Il culto di Santa Maria Goretti resta tutt’oggi molto sentito. I luoghi della sua infanzia sono meta di pellegrinaggio da parte di devoti provenienti da tutta Italia e dall’estero. Uno di questi è la sua piccola casa natale che sorge poco distante dal centro storico di Corinaldo. Una costruzione in mattoni su due livelli, che conserva alcuni mobili originali della famiglia Goretti. A lei è dedicato anche il santuario che prende il suo nome all’interno della chiesa di San Nicolò, comunemente detta di Sant’Agostino, che conserva le spoglie mortali della mamma Assunta deceduta a Corinaldo nel 1954 e quelle del pentito Alessandro Serenelli. Nell’altare centrale, vicino ad una scultura lignea di Santa Maria Goretti, è posizionata un’urna in argento contenente l’osso del braccio della Santa, braccio con il quale la bambina tentò di difendersi dal suo aggressore. A destra dell’ingresso, nella chiesa parrocchiale di San Francesco, è presente un piccolo monumento in marmo bianco di Carrara dedicato a Santa Maria Goretti.
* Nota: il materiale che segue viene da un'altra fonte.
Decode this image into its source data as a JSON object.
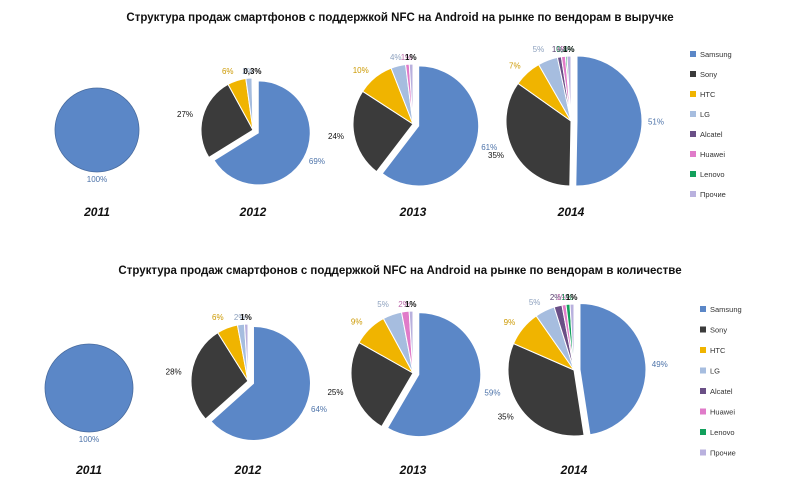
{
  "colors": {
    "Samsung": "#5b87c7",
    "Sony": "#3b3b3b",
    "HTC": "#f0b400",
    "LG": "#a6bddf",
    "Alcatel": "#6a4f86",
    "Huawei": "#e07bc9",
    "Lenovo": "#12a05c",
    "Прочие": "#b9b1de"
  },
  "chart_data": [
    {
      "type": "pie",
      "title": "Структура продаж смартфонов с поддержкой NFC на Android на рынке по вендорам в выручке",
      "legend": [
        "Samsung",
        "Sony",
        "HTC",
        "LG",
        "Alcatel",
        "Huawei",
        "Lenovo",
        "Прочие"
      ],
      "legend_position": "right",
      "pies": [
        {
          "year": "2011",
          "slices": [
            {
              "name": "Samsung",
              "value": 100,
              "label": "100%"
            }
          ]
        },
        {
          "year": "2012",
          "slices": [
            {
              "name": "Samsung",
              "value": 69,
              "label": "69%"
            },
            {
              "name": "Sony",
              "value": 27,
              "label": "27%"
            },
            {
              "name": "HTC",
              "value": 6,
              "label": "6%"
            },
            {
              "name": "LG",
              "value": 2,
              "label": "2%"
            },
            {
              "name": "Прочие",
              "value": 0.3,
              "label": "0,3%"
            }
          ]
        },
        {
          "year": "2013",
          "slices": [
            {
              "name": "Samsung",
              "value": 61,
              "label": "61%"
            },
            {
              "name": "Sony",
              "value": 24,
              "label": "24%"
            },
            {
              "name": "HTC",
              "value": 10,
              "label": "10%"
            },
            {
              "name": "LG",
              "value": 4,
              "label": "4%"
            },
            {
              "name": "Huawei",
              "value": 1,
              "label": "1%"
            },
            {
              "name": "Прочие",
              "value": 1,
              "label": "1%"
            }
          ]
        },
        {
          "year": "2014",
          "slices": [
            {
              "name": "Samsung",
              "value": 51,
              "label": "51%"
            },
            {
              "name": "Sony",
              "value": 35,
              "label": "35%"
            },
            {
              "name": "HTC",
              "value": 7,
              "label": "7%"
            },
            {
              "name": "LG",
              "value": 5,
              "label": "5%"
            },
            {
              "name": "Alcatel",
              "value": 1,
              "label": "1%"
            },
            {
              "name": "Huawei",
              "value": 1,
              "label": "1%"
            },
            {
              "name": "Lenovo",
              "value": 0.4,
              "label": "0,4%"
            },
            {
              "name": "Прочие",
              "value": 1,
              "label": "1%"
            }
          ]
        }
      ]
    },
    {
      "type": "pie",
      "title": "Структура продаж смартфонов с поддержкой NFC на Android на рынке по вендорам в количестве",
      "legend": [
        "Samsung",
        "Sony",
        "HTC",
        "LG",
        "Alcatel",
        "Huawei",
        "Lenovo",
        "Прочие"
      ],
      "legend_position": "right",
      "pies": [
        {
          "year": "2011",
          "slices": [
            {
              "name": "Samsung",
              "value": 100,
              "label": "100%"
            }
          ]
        },
        {
          "year": "2012",
          "slices": [
            {
              "name": "Samsung",
              "value": 64,
              "label": "64%"
            },
            {
              "name": "Sony",
              "value": 28,
              "label": "28%"
            },
            {
              "name": "HTC",
              "value": 6,
              "label": "6%"
            },
            {
              "name": "LG",
              "value": 2,
              "label": "2%"
            },
            {
              "name": "Прочие",
              "value": 1,
              "label": "1%"
            }
          ]
        },
        {
          "year": "2013",
          "slices": [
            {
              "name": "Samsung",
              "value": 59,
              "label": "59%"
            },
            {
              "name": "Sony",
              "value": 25,
              "label": "25%"
            },
            {
              "name": "HTC",
              "value": 9,
              "label": "9%"
            },
            {
              "name": "LG",
              "value": 5,
              "label": "5%"
            },
            {
              "name": "Huawei",
              "value": 2,
              "label": "2%"
            },
            {
              "name": "Прочие",
              "value": 1,
              "label": "1%"
            }
          ]
        },
        {
          "year": "2014",
          "slices": [
            {
              "name": "Samsung",
              "value": 49,
              "label": "49%"
            },
            {
              "name": "Sony",
              "value": 35,
              "label": "35%"
            },
            {
              "name": "HTC",
              "value": 9,
              "label": "9%"
            },
            {
              "name": "LG",
              "value": 5,
              "label": "5%"
            },
            {
              "name": "Alcatel",
              "value": 2,
              "label": "2%"
            },
            {
              "name": "Huawei",
              "value": 1,
              "label": "1%"
            },
            {
              "name": "Lenovo",
              "value": 1,
              "label": "1%"
            },
            {
              "name": "Прочие",
              "value": 1,
              "label": "1%"
            }
          ]
        }
      ]
    }
  ]
}
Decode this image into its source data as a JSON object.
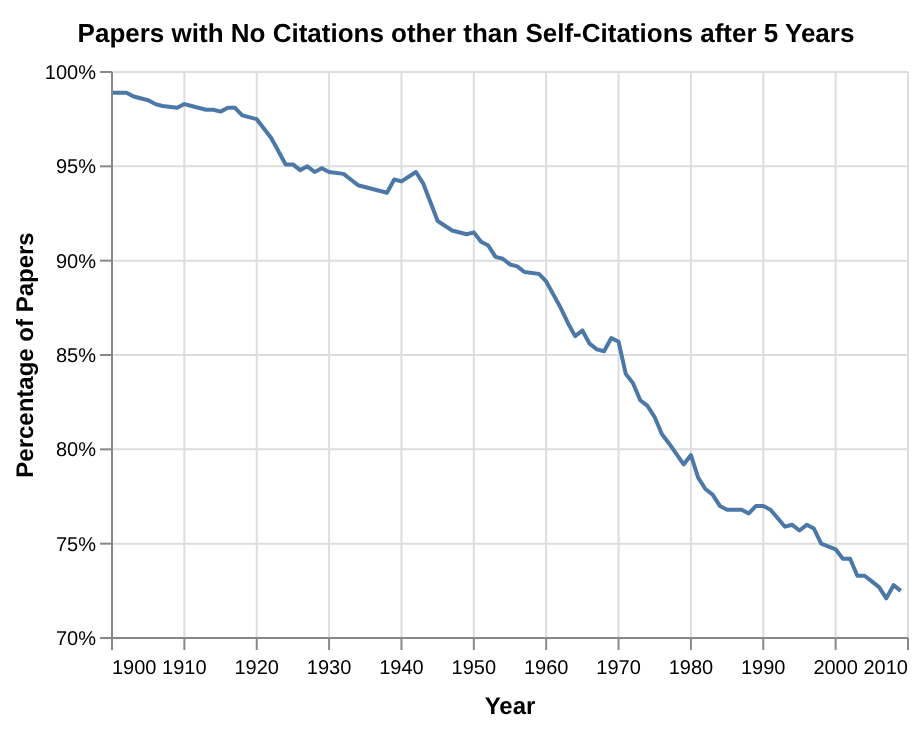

Nel battistero, sotto una vetrata rotonda, è posto il fonte battesimale in cui la Santa fu battezzata il 17 ottobre 1890.
Ripercorrendo la vita di Maria Goretti, le molteplici interpretazioni sulla sua vita, sulla sua morte, sulle sue ultime parole prima di morire (“io perdono tutti”), sull’uso della sua figura utilizzata dai cattolici, dal fascismo, dai comunisti, non possiamo con certezza stabilire quale sia la versione meno fantasiosa e che quindi si avvicina di più alla realtà dei fatti, alla vita della bambina. Possiamo però giungere ad una riflessione: la figura di Maria Goretti, la bambina uccisa perché rifiutò una violenza sessuale, è sicuramente un simbolo forte e potente, e che per questo è stata utilizzata, per i propri fini, sia da una parte, sia dall’altra. Inoltre, la storia di Maria, nonostante gli anni trascorsi, le migliorate condizioni sociali e culturali, è la storia che sentiamo ogni giorno al telegiornale e che leggiamo sui quotidiani. E la storia di un “no” che non viene accettato. È una storia che continua a ripetersi. È una storia dove predominano l’ignoranza, il senso del possesso, la violenza, che ci suggerisce che ancora molta strada c’è da fare perché fatti del genere non si ripetano più.